I got interested in the thermal equipment after going hunting a couple of nights with friends of mine who had thermal sights. I saw how they used them and how effective they were at getting rid of hogs. I decided I had to have a setup like that. I live about 40 miles south of Macon, Georgia, in Macon County. The area I live in is extremely rural, so we don't have a problem with shooting hogs at any time of the year. About a dozen people who live around me hunt hogs at night with thermal scopes and monoculars and AR-15s. Some of those folks also hunt hogs for other farmers and landowners in our region and get paid per hog harvested per night. You quickly can pay off your investment in your rifle, scope, monocular and suppressor, if you live in a place where there's a number of hog problems and landowners who need to get rid of hogs and don't know how to do it themselves. Generally, if you start shooting hogs for farmers, they'll tell other farmers and landowners, and word of mouth will start your business for you.
Another good source for finding hogs at night to hunt is game wardens. Game wardens will know which farmers or landowners are having hog problems. But be sure that hunting wild hogs at night with sights is legal where you live before you try to get into this business or do it for fun. You can check with your local department of Fish and Wildlife and learn the regulations for hunting hogs. Georgia’s Game and Fish Department knows how bad the hog problem is where I live. So, the Department is glad to see us getting rid of as many hogs as we can. Many people kept dogs to hunt and kill hogs in years past. However, now that practice isn’t as popular as it once was.
For instance, on my 500 acres, I’ll probably take off 100 wild hogs per year by trapping them and/or shooting them in the daytime and at night. But the next year, there'll be another 100 more hogs I’ll have to trap. Through the winter months until May this year in 2021, I've already killed 60 hogs off my 500 acres. I think the best year I've had was taking about 125 hogs in a year - shooting and trapping the hogs. Hogs are a huge nuisance around where I live, and many larger landowners pay someone to trap and shoot hogs all year long.
Hogs need three things – water, food and bedding areas. So, if you've got food on your land, you will have hogs. If your land has thick places like mine does - I just finished planting a pine plantation - or water, you will have hogs. I've got one cutover place replanted, and the hogs love living in that thick cover that you can't see or get into to get the hogs out. We just have to wait for them to come out of that the cover into the fields where we can shoot them or trap them.

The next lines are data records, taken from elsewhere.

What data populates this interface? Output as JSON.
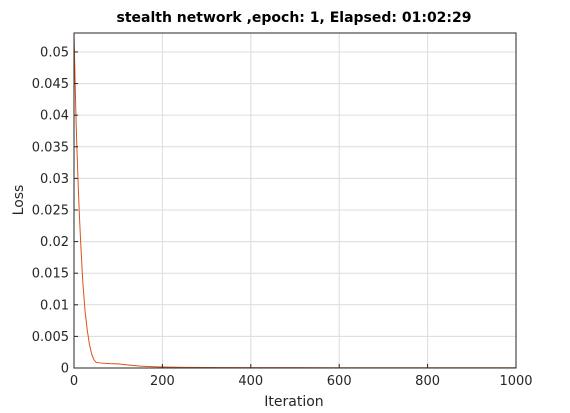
{
  "chart_data": {
    "type": "line",
    "title": "stealth network ,epoch: 1, Elapsed: 01:02:29",
    "xlabel": "Iteration",
    "ylabel": "Loss",
    "xlim": [
      0,
      1000
    ],
    "ylim": [
      0,
      0.053
    ],
    "xticks": [
      0,
      200,
      400,
      600,
      800,
      1000
    ],
    "xtick_labels": [
      "0",
      "200",
      "400",
      "600",
      "800",
      "1000"
    ],
    "yticks": [
      0,
      0.005,
      0.01,
      0.015,
      0.02,
      0.025,
      0.03,
      0.035,
      0.04,
      0.045,
      0.05
    ],
    "ytick_labels": [
      "0",
      "0.005",
      "0.01",
      "0.015",
      "0.02",
      "0.025",
      "0.03",
      "0.035",
      "0.04",
      "0.045",
      "0.05"
    ],
    "grid": true,
    "color": "#d95319",
    "series": [
      {
        "x": [
          0,
          2,
          4,
          6,
          8,
          10,
          12,
          15,
          18,
          20,
          25,
          30,
          35,
          40,
          45,
          50,
          60,
          80,
          100,
          120,
          150,
          180,
          200,
          250,
          300,
          400,
          500,
          600,
          700,
          800,
          900,
          1000
        ],
        "y": [
          0.053,
          0.047,
          0.041,
          0.036,
          0.032,
          0.028,
          0.0245,
          0.02,
          0.016,
          0.0135,
          0.009,
          0.006,
          0.0037,
          0.0022,
          0.0013,
          0.0009,
          0.0008,
          0.0007,
          0.00065,
          0.0005,
          0.0003,
          0.0002,
          0.00015,
          0.0001,
          8e-05,
          6e-05,
          5e-05,
          4e-05,
          4e-05,
          3e-05,
          3e-05,
          3e-05
        ]
      }
    ]
  }
}
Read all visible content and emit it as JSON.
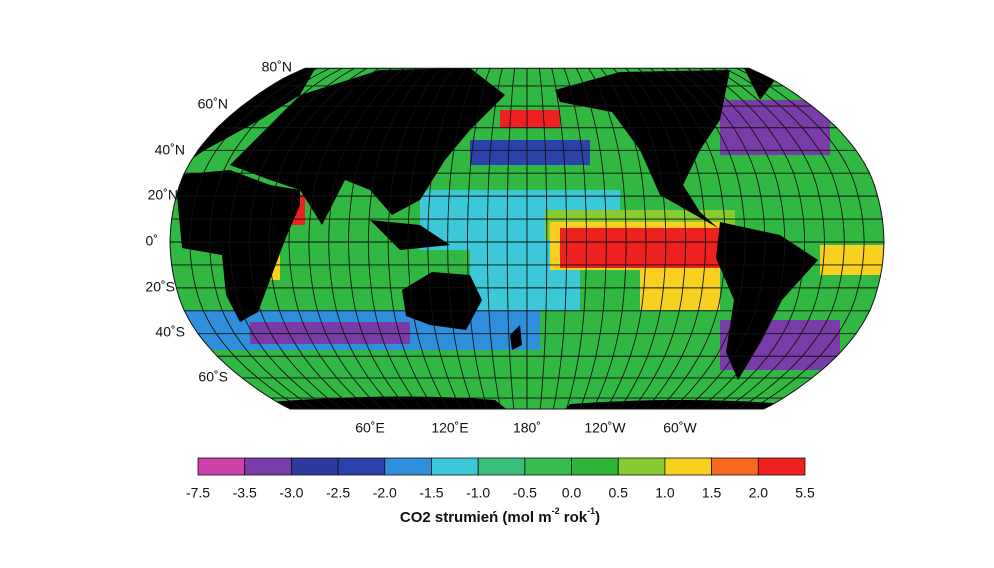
{
  "map": {
    "lat_labels": [
      "80˚N",
      "60˚N",
      "40˚N",
      "20˚N",
      "0˚",
      "20˚S",
      "40˚S",
      "60˚S"
    ],
    "lon_labels": [
      "60˚E",
      "120˚E",
      "180˚",
      "120˚W",
      "60˚W"
    ]
  },
  "colorbar": {
    "colors": [
      "#cc44aa",
      "#7a3ca8",
      "#2e3a9e",
      "#2c42aa",
      "#2f8fdc",
      "#3cc8d8",
      "#38c07a",
      "#34bc4c",
      "#2eb438",
      "#86cc30",
      "#f8d020",
      "#f86820",
      "#ee2020"
    ],
    "labels": [
      "-7.5",
      "-3.5",
      "-3.0",
      "-2.5",
      "-2.0",
      "-1.5",
      "-1.0",
      "-0.5",
      "0.0",
      "0.5",
      "1.0",
      "1.5",
      "2.0",
      "5.5"
    ],
    "title": [
      "CO2 strumień (mol m",
      "-2",
      " rok",
      "-1",
      ")"
    ]
  }
}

If you're trying to feed deer like we do here in Georgia, you’ve got to make sure your feeders are up off the ground – about 36-inches high. I use a gravity feeder. With a gravity feeder, the deer can stick their noses in that gravity feeder and get to the corn.
Another thing that’s bad about the hogs, besides tearing up your land and eating up your crops, is they will tear up the turkey nests and reduce the number of turkeys you have on your property.